Roasted Broccoli with Parmesan
Simply Recipes / Mihaela Kozaric Sebrek

As someone who wrote a cookbook on salads and is a vegetable enthusiast, I can confidently wax poetic on the subject—vegetables are my thing. Most people, however, think that because of this, I only reach for fresh produce, preferably from an adorable farmers market with a cute but practical tote bag on my arm. Well, yes, I do shop at my neighborhood market weekly and I am a staunch supporter, but my freezer is also full of frozen vegetables. 

Not only did I grow up on frozen vegetables, but when I studied dietetics in college—I am also a registered dietitian—I was taught that vegetables are flash-frozen at the peak of ripeness, which means they retain just as many nutrients as their fresh counterparts. I’ve never forgotten this and since, I’ve kept bags of frozen broccoli, peas, artichokes, and beyond at the ready, to reach for when my crisper drawers are empty. 

While I grew up eating microwaved frozen vegetables, I know better now: Roasting frozen vegetables is the best way to make them taste as delicious as possible. Over the years, I learned a few things that make all the difference. Because what you’re after is crispy roasted vegetables and not soggy, rubbery ones.

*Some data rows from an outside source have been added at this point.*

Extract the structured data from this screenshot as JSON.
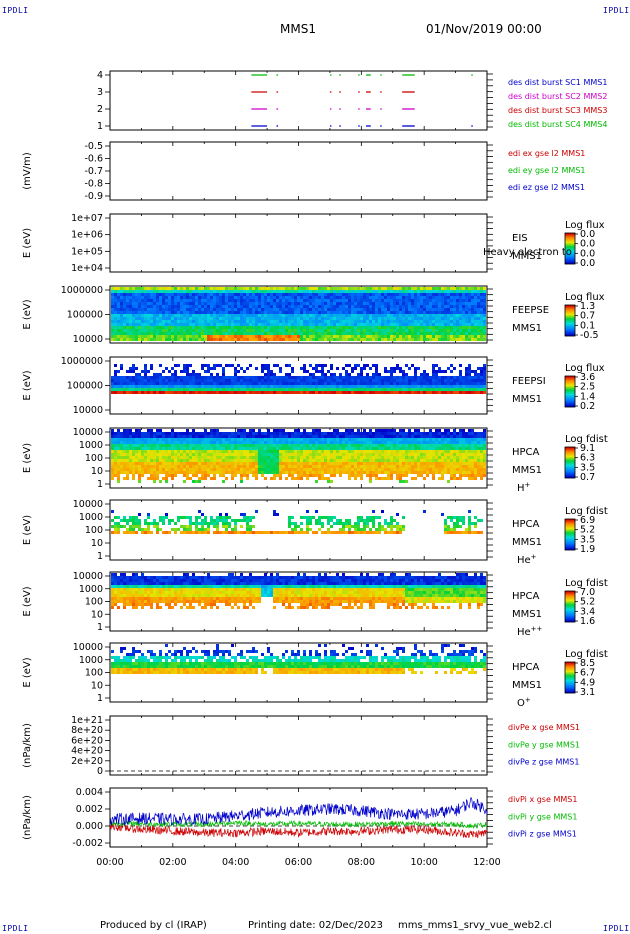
{
  "header": {
    "corner_left_top": "IPDLI",
    "corner_right_top": "IPDLI",
    "corner_left_bottom": "IPDLI",
    "corner_right_bottom": "IPDLI",
    "spacecraft": "MMS1",
    "datetime": "01/Nov/2019 00:00"
  },
  "footer": {
    "produced_by": "Produced by cl (IRAP)",
    "printing_date": "Printing date: 02/Dec/2023",
    "filename": "mms_mms1_srvy_vue_web2.cl"
  },
  "colors": {
    "mms1": "#0000cc",
    "mms2": "#cc00cc",
    "mms3": "#cc0000",
    "mms4": "#00bb00"
  },
  "chart_data": [
    {
      "type": "line",
      "panel": "burst",
      "xlabel": "",
      "ylabel": "",
      "yticks": [
        "4",
        "3",
        "2",
        "1"
      ],
      "ylim": [
        0.6,
        4.4
      ],
      "legend": [
        {
          "text": "des dist burst SC1 MMS1",
          "color": "#0000cc"
        },
        {
          "text": "des dist burst SC2 MMS2",
          "color": "#cc00cc"
        },
        {
          "text": "des dist burst SC3 MMS3",
          "color": "#cc0000"
        },
        {
          "text": "des dist burst SC4 MMS4",
          "color": "#00bb00"
        }
      ],
      "series": [
        {
          "level": 4,
          "color": "#00bb00",
          "intervals_h": [
            [
              4.5,
              5.0
            ],
            [
              5.3,
              5.35
            ],
            [
              7.0,
              7.03
            ],
            [
              7.3,
              7.33
            ],
            [
              7.9,
              7.93
            ],
            [
              8.15,
              8.3
            ],
            [
              8.6,
              8.63
            ],
            [
              9.3,
              9.7
            ],
            [
              11.5,
              11.53
            ]
          ]
        },
        {
          "level": 3,
          "color": "#cc0000",
          "intervals_h": [
            [
              4.5,
              5.0
            ],
            [
              5.3,
              5.35
            ],
            [
              7.0,
              7.03
            ],
            [
              7.3,
              7.33
            ],
            [
              7.9,
              7.93
            ],
            [
              8.15,
              8.3
            ],
            [
              8.6,
              8.63
            ],
            [
              9.3,
              9.7
            ]
          ]
        },
        {
          "level": 2,
          "color": "#cc00cc",
          "intervals_h": [
            [
              4.5,
              5.0
            ],
            [
              5.3,
              5.35
            ],
            [
              7.0,
              7.03
            ],
            [
              7.3,
              7.33
            ],
            [
              7.9,
              7.93
            ],
            [
              8.15,
              8.3
            ],
            [
              8.6,
              8.63
            ],
            [
              9.3,
              9.7
            ]
          ]
        },
        {
          "level": 1,
          "color": "#0000cc",
          "intervals_h": [
            [
              4.5,
              5.0
            ],
            [
              5.3,
              5.35
            ],
            [
              7.0,
              7.03
            ],
            [
              7.3,
              7.33
            ],
            [
              7.9,
              7.93
            ],
            [
              8.15,
              8.3
            ],
            [
              8.6,
              8.63
            ],
            [
              9.3,
              9.7
            ],
            [
              11.5,
              11.53
            ]
          ]
        }
      ]
    },
    {
      "type": "line",
      "panel": "edi",
      "ylabel": "(mV/m)",
      "yticks": [
        "-0.5",
        "-0.6",
        "-0.7",
        "-0.8",
        "-0.9"
      ],
      "ylim": [
        -0.9,
        -0.45
      ],
      "legend": [
        {
          "text": "edi ex gse l2 MMS1",
          "color": "#cc0000"
        },
        {
          "text": "edi ey gse l2 MMS1",
          "color": "#00bb00"
        },
        {
          "text": "edi ez gse l2 MMS1",
          "color": "#0000cc"
        }
      ]
    },
    {
      "type": "heatmap",
      "panel": "eis",
      "ylabel": "E (eV)",
      "yticks": [
        "1e+07",
        "1e+06",
        "1e+05",
        "1e+04"
      ],
      "ylim": [
        10000,
        10000000
      ],
      "labels": [
        "EIS",
        "MMS1"
      ],
      "overlay_text": "Heavy electron to",
      "colorbar": {
        "title": "Log flux",
        "ticks": [
          "0.0",
          "0.0",
          "0.0",
          "0.0"
        ]
      }
    },
    {
      "type": "heatmap",
      "panel": "feepse",
      "ylabel": "E (eV)",
      "yticks": [
        "1000000",
        "100000",
        "10000"
      ],
      "ylim": [
        10000,
        1000000
      ],
      "labels": [
        "FEEPSE",
        "MMS1"
      ],
      "colorbar": {
        "title": "Log flux",
        "ticks": [
          "1.3",
          "0.7",
          "0.1",
          "-0.5"
        ]
      }
    },
    {
      "type": "heatmap",
      "panel": "feepsi",
      "ylabel": "E (eV)",
      "yticks": [
        "1000000",
        "100000",
        "10000"
      ],
      "ylim": [
        10000,
        1000000
      ],
      "labels": [
        "FEEPSI",
        "MMS1"
      ],
      "colorbar": {
        "title": "Log flux",
        "ticks": [
          "3.6",
          "2.5",
          "1.4",
          "0.2"
        ]
      }
    },
    {
      "type": "heatmap",
      "panel": "hpca_h",
      "ylabel": "E (eV)",
      "yticks": [
        "10000",
        "1000",
        "100",
        "10",
        "1"
      ],
      "ylim": [
        1,
        30000
      ],
      "labels": [
        "HPCA",
        "MMS1",
        "H+"
      ],
      "colorbar": {
        "title": "Log fdist",
        "ticks": [
          "9.1",
          "6.3",
          "3.5",
          "0.7"
        ]
      }
    },
    {
      "type": "heatmap",
      "panel": "hpca_he1",
      "ylabel": "E (eV)",
      "yticks": [
        "10000",
        "1000",
        "100",
        "10",
        "1"
      ],
      "ylim": [
        1,
        30000
      ],
      "labels": [
        "HPCA",
        "MMS1",
        "He+"
      ],
      "colorbar": {
        "title": "Log fdist",
        "ticks": [
          "6.9",
          "5.2",
          "3.5",
          "1.9"
        ]
      }
    },
    {
      "type": "heatmap",
      "panel": "hpca_he2",
      "ylabel": "E (eV)",
      "yticks": [
        "10000",
        "1000",
        "100",
        "10",
        "1"
      ],
      "ylim": [
        1,
        30000
      ],
      "labels": [
        "HPCA",
        "MMS1",
        "He++"
      ],
      "colorbar": {
        "title": "Log fdist",
        "ticks": [
          "7.0",
          "5.2",
          "3.4",
          "1.6"
        ]
      }
    },
    {
      "type": "heatmap",
      "panel": "hpca_o",
      "ylabel": "E (eV)",
      "yticks": [
        "10000",
        "1000",
        "100",
        "10",
        "1"
      ],
      "ylim": [
        1,
        30000
      ],
      "labels": [
        "HPCA",
        "MMS1",
        "O+"
      ],
      "colorbar": {
        "title": "Log fdist",
        "ticks": [
          "8.5",
          "6.7",
          "4.9",
          "3.1"
        ]
      }
    },
    {
      "type": "line",
      "panel": "divpe",
      "ylabel": "(nPa/km)",
      "yticks": [
        "1e+21",
        "8e+20",
        "6e+20",
        "4e+20",
        "2e+20",
        "0"
      ],
      "ylim": [
        -3e+19,
        1.06e+21
      ],
      "legend": [
        {
          "text": "divPe x gse MMS1",
          "color": "#cc0000"
        },
        {
          "text": "divPe y gse MMS1",
          "color": "#00bb00"
        },
        {
          "text": "divPe z gse MMS1",
          "color": "#0000cc"
        }
      ]
    },
    {
      "type": "line",
      "panel": "divpi",
      "ylabel": "(nPa/km)",
      "yticks": [
        "0.004",
        "0.002",
        "0.000",
        "-0.002"
      ],
      "ylim": [
        -0.0033,
        0.0043
      ],
      "xlabel": "",
      "xticks": [
        "00:00",
        "02:00",
        "04:00",
        "06:00",
        "08:00",
        "10:00",
        "12:00"
      ],
      "xlim_h": [
        0,
        12
      ],
      "legend": [
        {
          "text": "divPi x gse MMS1",
          "color": "#cc0000"
        },
        {
          "text": "divPi y gse MMS1",
          "color": "#00bb00"
        },
        {
          "text": "divPi z gse MMS1",
          "color": "#0000cc"
        }
      ],
      "series": [
        {
          "name": "divPi x gse MMS1",
          "color": "#cc0000",
          "x_h": [
            0,
            1,
            2,
            3,
            4,
            5,
            6,
            7,
            8,
            9,
            10,
            11,
            11.6,
            12
          ],
          "values": [
            0.0,
            -0.0004,
            -0.0006,
            -0.0008,
            -0.0008,
            -0.0006,
            -0.0008,
            -0.0006,
            -0.0006,
            -0.0004,
            -0.0004,
            -0.0008,
            -0.001,
            -0.0008
          ]
        },
        {
          "name": "divPi y gse MMS1",
          "color": "#00bb00",
          "x_h": [
            0,
            1,
            2,
            3,
            4,
            5,
            6,
            7,
            8,
            9,
            10,
            11,
            11.6,
            12
          ],
          "values": [
            0.0003,
            0.0003,
            0.0002,
            0.0002,
            0.0004,
            0.0002,
            0.0003,
            0.0002,
            0.0002,
            0.0003,
            0.0002,
            0.0002,
            0.0,
            0.0002
          ]
        },
        {
          "name": "divPi z gse MMS1",
          "color": "#0000cc",
          "x_h": [
            0,
            1,
            2,
            3,
            4,
            5,
            6,
            7,
            8,
            9,
            10,
            11,
            11.5,
            12
          ],
          "values": [
            0.0008,
            0.0009,
            0.0008,
            0.0008,
            0.0012,
            0.0016,
            0.0018,
            0.002,
            0.0018,
            0.0014,
            0.0014,
            0.0018,
            0.0028,
            0.002
          ]
        }
      ]
    }
  ]
}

Here are five tips for roasting frozen vegetables:

Frozen corn green beans broccoli brussels sprouts in white bowls
Lori Rice

1. Buy the right kind of frozen vegetables:

Bagged frozen vegetables are always superior to boxed because you can cook as much or as little as you need without having to thaw the entire box. I prefer unseasoned frozen vegetables, too, so that I can control how much salt is on them and can add my seasonings to jazz them up.

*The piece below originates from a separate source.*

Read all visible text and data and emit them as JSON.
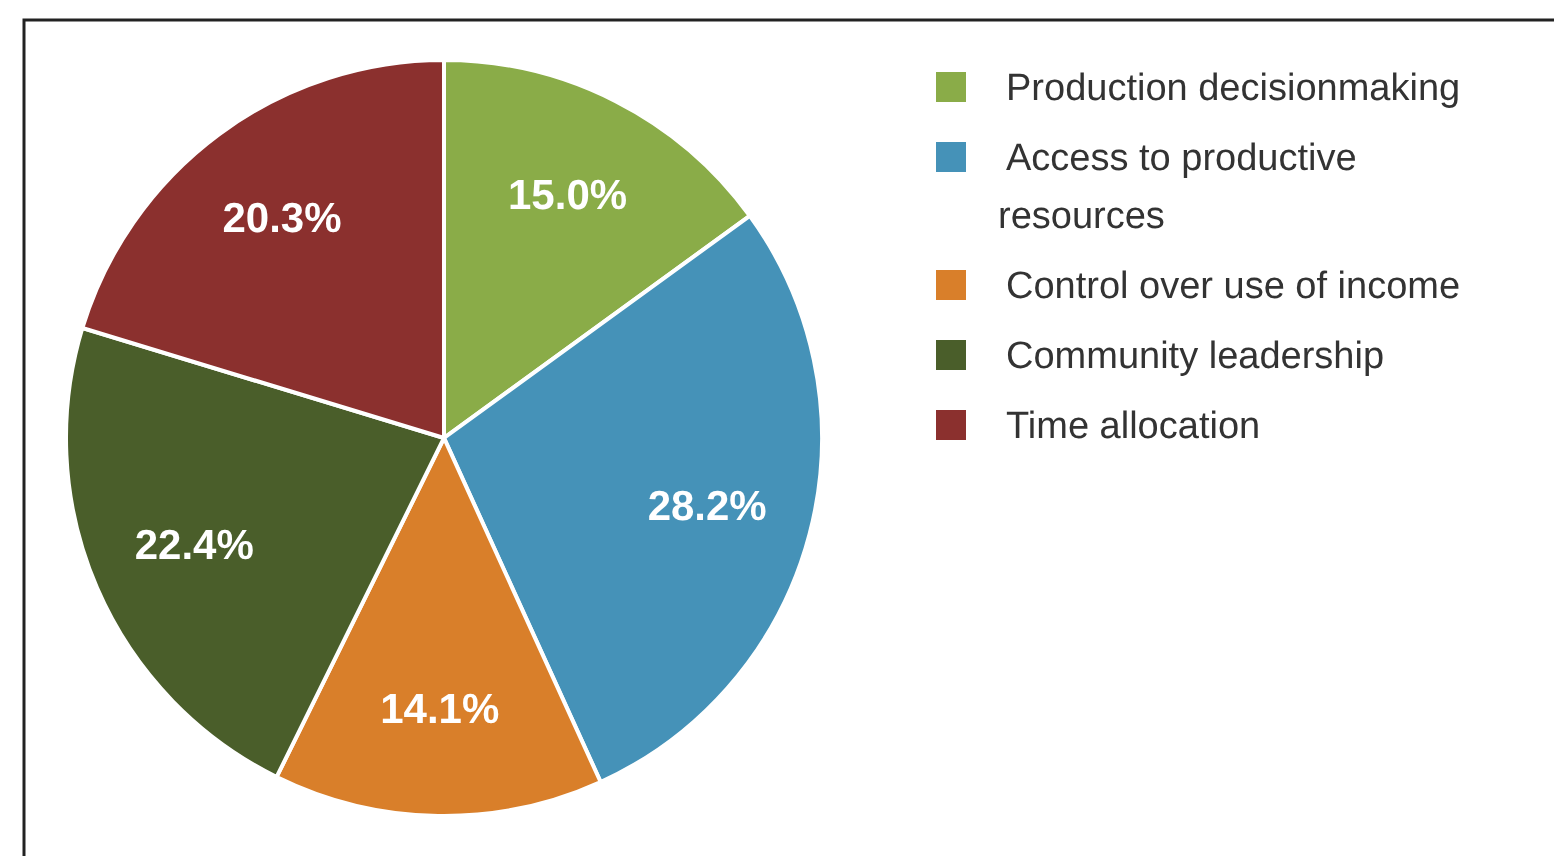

2. Don’t thaw frozen vegetables:

Frozen vegetables are icy, so when you thaw them in the refrigerator overnight or out on the counter for a little bit, the ice inevitably melts and the vegetables become sodden. Even if you pat them dry, they’ll still cook up to be soggier than if you cooked them straight from the freezer because they’ve absorbed a good deal of the water already. 

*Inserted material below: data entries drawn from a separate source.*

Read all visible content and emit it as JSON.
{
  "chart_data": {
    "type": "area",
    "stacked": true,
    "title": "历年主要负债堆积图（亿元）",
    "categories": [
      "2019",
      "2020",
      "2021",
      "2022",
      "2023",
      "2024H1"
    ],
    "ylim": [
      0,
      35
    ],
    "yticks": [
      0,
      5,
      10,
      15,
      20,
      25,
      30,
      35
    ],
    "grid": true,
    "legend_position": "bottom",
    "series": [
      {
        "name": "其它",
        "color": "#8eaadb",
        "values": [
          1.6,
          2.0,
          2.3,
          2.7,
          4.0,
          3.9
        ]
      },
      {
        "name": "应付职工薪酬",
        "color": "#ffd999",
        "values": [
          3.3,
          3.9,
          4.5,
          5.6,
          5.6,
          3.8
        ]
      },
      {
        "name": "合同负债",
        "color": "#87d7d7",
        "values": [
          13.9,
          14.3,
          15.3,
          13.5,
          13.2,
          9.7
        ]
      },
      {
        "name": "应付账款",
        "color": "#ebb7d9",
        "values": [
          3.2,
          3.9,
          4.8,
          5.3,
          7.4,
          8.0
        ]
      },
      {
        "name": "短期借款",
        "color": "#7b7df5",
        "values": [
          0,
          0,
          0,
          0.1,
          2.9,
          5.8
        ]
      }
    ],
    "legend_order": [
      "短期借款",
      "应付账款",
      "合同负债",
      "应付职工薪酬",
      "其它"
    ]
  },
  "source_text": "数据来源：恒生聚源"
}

3. Crank up the oven temperature:

I roast fresh vegetables at 425°F but turn up the heat when cooking frozen vegetables and roast them at 450°F. You’re after crispy, browned-in-spots roasted vegetables and not steamed vegetables. This extra high heat helps quickly evaporate that ice on the frozen vegetables I mentioned above so they’ll roast instead of steam. 

4. Preheat the baking sheet while you preheat the oven:

Place a rimmed baking sheet in the oven while it preheats. This is another way to avoid steaming your frozen vegetables. Dumping the frozen vegetables out onto a hot baking sheet means they’ll start cooking immediately before any excess moisture on them has a chance to soak in. 

5. Be generous with oil and seasonings:

Before roasting frozen vegetables, toss them generously with oil (I like olive oil) and season them well with salt and pepper. The oil ensures they’ll cook up to be crispy. And since frozen vegetables have been hanging out in the freezer for a bit, they can handle a healthy sprinkle of salt and pepper to rid them of any dull flavor. Raid your spice cabinet, too: Chili powder, smoked paprika, garlic powder, and garam masala are just a few jars I often reach for.